I lay back on my bed and covered my face with my hands. What the hell was I going to do? I couldn’t live like this, torn between the past and the future, between two lives, between two selves.
It was like standing at a fork in the road—one path went nowhere, simply circled back upon itself in a never-ending spiral of solitude and sameness. The other went forward, and while I couldn’t see what was at the end of that road, I knew it offered the possibility of being happy again.
But what would it take for me to feel I deserved a second chance?
A few nights later, Georgia invited me to dinner at the house. I accepted, grateful to escape the lonely silence of the cabin. Brad and Olivia were there too, and after dinner we went out to the front yard, where my brothers got on the trampoline with their kids.
Georgia and I sat on the porch rockers, drinking whiskey on the rocks and watching Pete try to do a flip. “He’s going to break his neck,” I said, chuckling a little.
“Oh God, don’t even think it.” She glanced over at me. “It’s good to hear you laugh.
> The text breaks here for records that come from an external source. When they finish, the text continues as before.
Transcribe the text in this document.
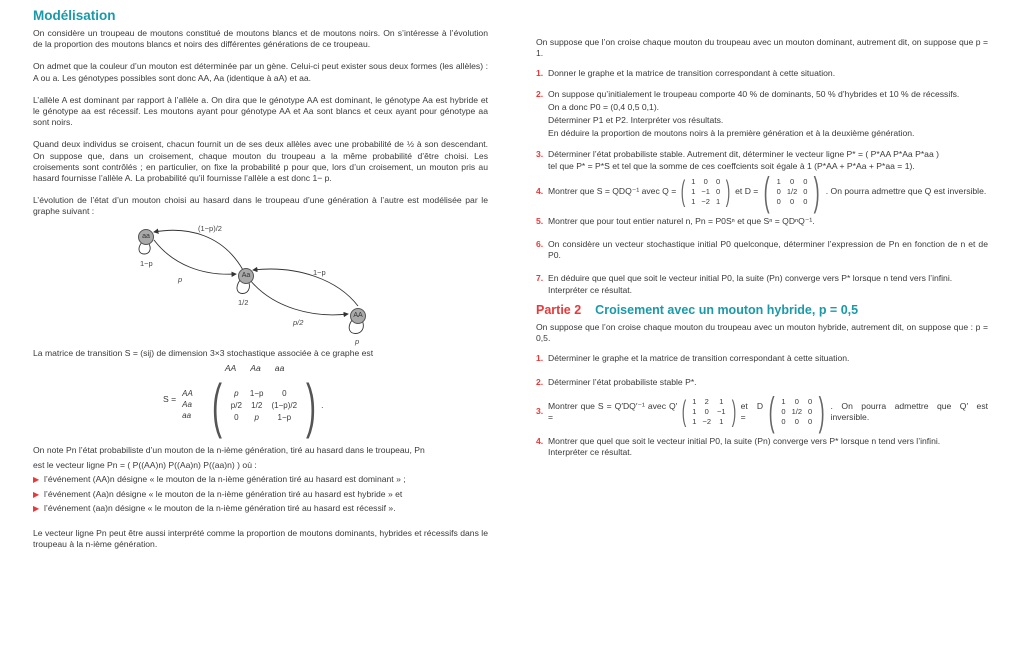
Modélisation

On considère un troupeau de moutons constitué de moutons blancs et de moutons noirs. On s’intéresse à l’évolution de la proportion des moutons blancs et noirs des différentes générations de ce troupeau.

On admet que la couleur d’un mouton est déterminée par un gène. Celui-ci peut exister sous deux formes (les allèles) : A ou a. Les génotypes possibles sont donc AA, Aa (identique à aA) et aa.

L’allèle A est dominant par rapport à l’allèle a. On dira que le génotype AA est dominant, le génotype Aa est hybride et le génotype aa est récessif. Les moutons ayant pour génotype AA et Aa sont blancs et ceux ayant pour génotype aa sont noirs.

Quand deux individus se croisent, chacun fournit un de ses deux allèles avec une probabilité de ½ à son descendant. On suppose que, dans un croisement, chaque mouton du troupeau a la même probabilité d’être choisi. Les croisements sont contrôlés ; en particulier, on fixe la probabilité p pour que, lors d’un croisement, un mouton pris au hasard fournisse l’allèle A. La probabilité qu’il fournisse l’allèle a est donc 1− p.

L’évolution de l’état d’un mouton choisi au hasard dans le troupeau d’une génération à l’autre est modélisée par le graphe suivant :

aa
Aa
AA
1−p
p
(1−p)/2
1/2
1−p
p/2
p

La matrice de transition S = (sij) de dimension 3×3 stochastique associée à ce graphe est

S =
AA
Aa
aa
AA Aa aa
( p	1−p	0
p/2	1/2	(1−p)/2
0	p	1−p ) .

On note Pn l’état probabiliste d’un mouton de la n-ième génération, tiré au hasard dans le troupeau, Pn

est le vecteur ligne Pn = ( P((AA)n) P((Aa)n) P((aa)n) ) où :

▶ l’événement (AA)n désigne « le mouton de la n-ième génération tiré au hasard est dominant » ;
▶ l’événement (Aa)n désigne « le mouton de la n-ième génération tiré au hasard est hybride » et
▶ l’événement (aa)n désigne « le mouton de la n-ième génération tiré au hasard est récessif ».

Le vecteur ligne Pn peut être aussi interprété comme la proportion de moutons dominants, hybrides et récessifs dans le troupeau à la n-ième génération.

On suppose que l’on croise chaque mouton du troupeau avec un mouton dominant, autrement dit, on suppose que p = 1.

1. Donner le graphe et la matrice de transition correspondant à cette situation.
2. On suppose qu’initialement le troupeau comporte 40 % de dominants, 50 % d’hybrides et 10 % de récessifs.
On a donc P0 = (0,4 0,5 0,1).
Déterminer P1 et P2. Interpréter vos résultats.
En déduire la proportion de moutons noirs à la première génération et à la deuxième génération.
3. Déterminer l’état probabiliste stable. Autrement dit, déterminer le vecteur ligne P* = ( P*AA P*Aa P*aa )
tel que P* = P*S et tel que la somme de ces coeffcients soit égale à 1 (P*AA + P*Aa + P*aa = 1).
4. Montrer que S = QDQ⁻¹ avec Q = ( 1	0	0
1	−1	0
1	−2	1 ) et D = ( 1	0	0
0	1/2	0
0	0	0 ) . On pourra admettre que Q est inversible.
5. Montrer que pour tout entier naturel n, Pn = P0Sⁿ et que Sⁿ = QDⁿQ⁻¹.
6. On considère un vecteur stochastique initial P0 quelconque, déterminer l’expression de Pn en fonction de n et de P0.
7. En déduire que quel que soit le vecteur initial P0, la suite (Pn) converge vers P* lorsque n tend vers l’infini.
Interpréter ce résultat.
Partie 2 Croisement avec un mouton hybride, p = 0,5

On suppose que l’on croise chaque mouton du troupeau avec un mouton hybride, autrement dit, on suppose que : p = 0,5.

1. Déterminer le graphe et la matrice de transition correspondant à cette situation.
2. Déterminer l’état probabiliste stable P*.
3.
Montrer que S = Q′DQ′⁻¹ avec Q′ =	( 1	2	1
1	0	−1
1	−2	1 ) et D = ( 1	0	0
0	1/2	0
0	0	0 ) . On pourra admettre que Q′ est inversible.
4. Montrer que quel que soit le vecteur initial P0, la suite (Pn) converge vers P* lorsque n tend vers l’infini.
Interpréter ce résultat.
Been kinda down this week.”
I tipped back some whiskey. “Yeah.”
“Probably no point in my asking this, but I will anyway. Want to talk about it?”
On the trampoline, my brothers bounced and laughed and took pictures of their grinning kids in mid-air. I want that—I want it so fucking badly. “I envy you guys,” I said.
From the corner of my eye, I saw her nod slowly. “I get that.”
“I thought I’d live in this house eventually, raise a family, all that.”
“It’s not too late, you know.”
“You don’t think so?”
“Not at all.”
I thought for a moment, willed myself to be brave. “Georgia, can I tell you something?”
“Of course.”
“I’ve been thinking lately, I served with guys who didn’t make it back. Guys who were stronger than me. Braver. Smarter. Sometimes I wonder why I survived and they didn’t. What was it for?”
She looked at me but didn’t say anything.
“I used to think it was for Steph. For the family we’d have. But once she was gone, it seemed pointless again.”
“You don’t think you could fall in love again? Have a family?”
I hesitated. “I never used to.”
“And now?”
“Now…” I inhaled and exhaled slowly, met her eyes. “Now there’s Margot.”